Тут Роберт звучно расхохотался, ребята покатились со смеху, не зная в чем дело, но ожидая нечто, особенно смешное, что оправдает их смех.
— Черпакова-то как прикончили! Вынесли ему смертный приговор. Но как его поймать? А он жил около кладбища, где должен был состояться парад. Пошли ребята туда. Народу — пушкой не пробьешь. Вызвали его за ограду, на кладбище — начали стыдить, а он говорит: «Простите». Какое же тут прощение предателю: сколько людей загнал на смерть. Сидорчук ему — петлю на шею, веревку — через перекладину креста, — и тянет. За оградой — ура, музыка гремит; Черпаков кричит, ногами по ящику могилы стучит, а ребята, чтоб заглушить его, хохочут и тоже горланят ура…
Снова захохотали ребята, потом стихли, вспомнив о своей опасности, которая их стережет за окном: «Не подглядывает ли, не подслушивает ли кто?» — и бежит кто-нибудь, прикладывается горячим лбом к холодному стеклу… Темно, ничего не видно. Домик удобный, окна высоко — без лесенки не подслушаешь, не подсмотришь.
Хлопнула дверь, вошел, стряхивая с себя брызги воды, Новацкий.
— Ну, и дождь, ну и льет. Моряк разгулялся… А по городу стрельба, облавы… Вы чего сбились в кучу? Слушаете? Чайку нет? — и начал шарить на печке у двери.
— Что у вас облавы! — заговорил Шмидт. — Вот в Ростове, это — да… Чуть не каждый день напарываешься, весь город днями под арестом сидит, а облавы по домам лазят. Однажды я взял с собой 600 газет «Бедноты» и поехал во Владикавказские мастерские. Передал их кому следует и вышел на трамвайную остановку. Тут меня и сграбастали. Привели в уголовный розыск, измолотили всего, а добиться ничего не могли: у меня был документ, что я рабочий с трамвая. Утром предложили мне умыться, чтобы людей не пугать, и погнали меня под конвоем молодого солдата в город. Ну, — я ему дорогой заговорил зубы — и откупился. Потом в своей бронированной квартире недели две сидел, пока опухоли от побоев проходили.

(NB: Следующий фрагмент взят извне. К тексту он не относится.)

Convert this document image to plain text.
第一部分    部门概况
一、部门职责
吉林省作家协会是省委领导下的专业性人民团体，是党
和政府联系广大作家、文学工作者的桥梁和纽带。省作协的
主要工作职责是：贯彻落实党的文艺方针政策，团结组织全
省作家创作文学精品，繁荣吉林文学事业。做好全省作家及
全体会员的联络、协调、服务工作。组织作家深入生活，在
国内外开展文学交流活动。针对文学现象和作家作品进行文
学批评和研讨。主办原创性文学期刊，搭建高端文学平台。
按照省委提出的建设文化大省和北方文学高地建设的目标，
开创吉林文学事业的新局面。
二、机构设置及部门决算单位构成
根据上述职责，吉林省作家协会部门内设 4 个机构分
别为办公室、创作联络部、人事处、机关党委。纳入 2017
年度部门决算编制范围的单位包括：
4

— А как с арестованными в мае? — спросил кто-то. — Был им суд?
— Судили. Двадцать три их было, да все ребятешь по 17–18 лет. Приговорил военно-полевой суд восемь человек к расстрелу, а остальных — на каторгу. Потом, принимая во внимание, что ловили щуку, а поймали пескаря, — суд возбудил ходатайство о помиловании. Ну, ребята сидят; Красный крест наш передачи посылает. Лелю через окно застрелили. Георгий сидит в тюрьме у себя в станице: белые подозревают, что работал у красных, а где, что — улик мало. И держат почти год.
А моряк хлыщет в окна, завывает, будто обогреться просится. Соперник норд-оста. Тот всклокоченный, седой, мохнатый — этот черный, весь в слизистых водорослях, тоже страшный. Этот в море темной ночью разбушуется, продрогнет, льют с него ручьи, а он как схватится с норд-остом, как завоет — душа ноет, слушая его. Ишь сыплет в окна, как крупой.
Жмутся ребята: страшно, холодно, мокро за окнами.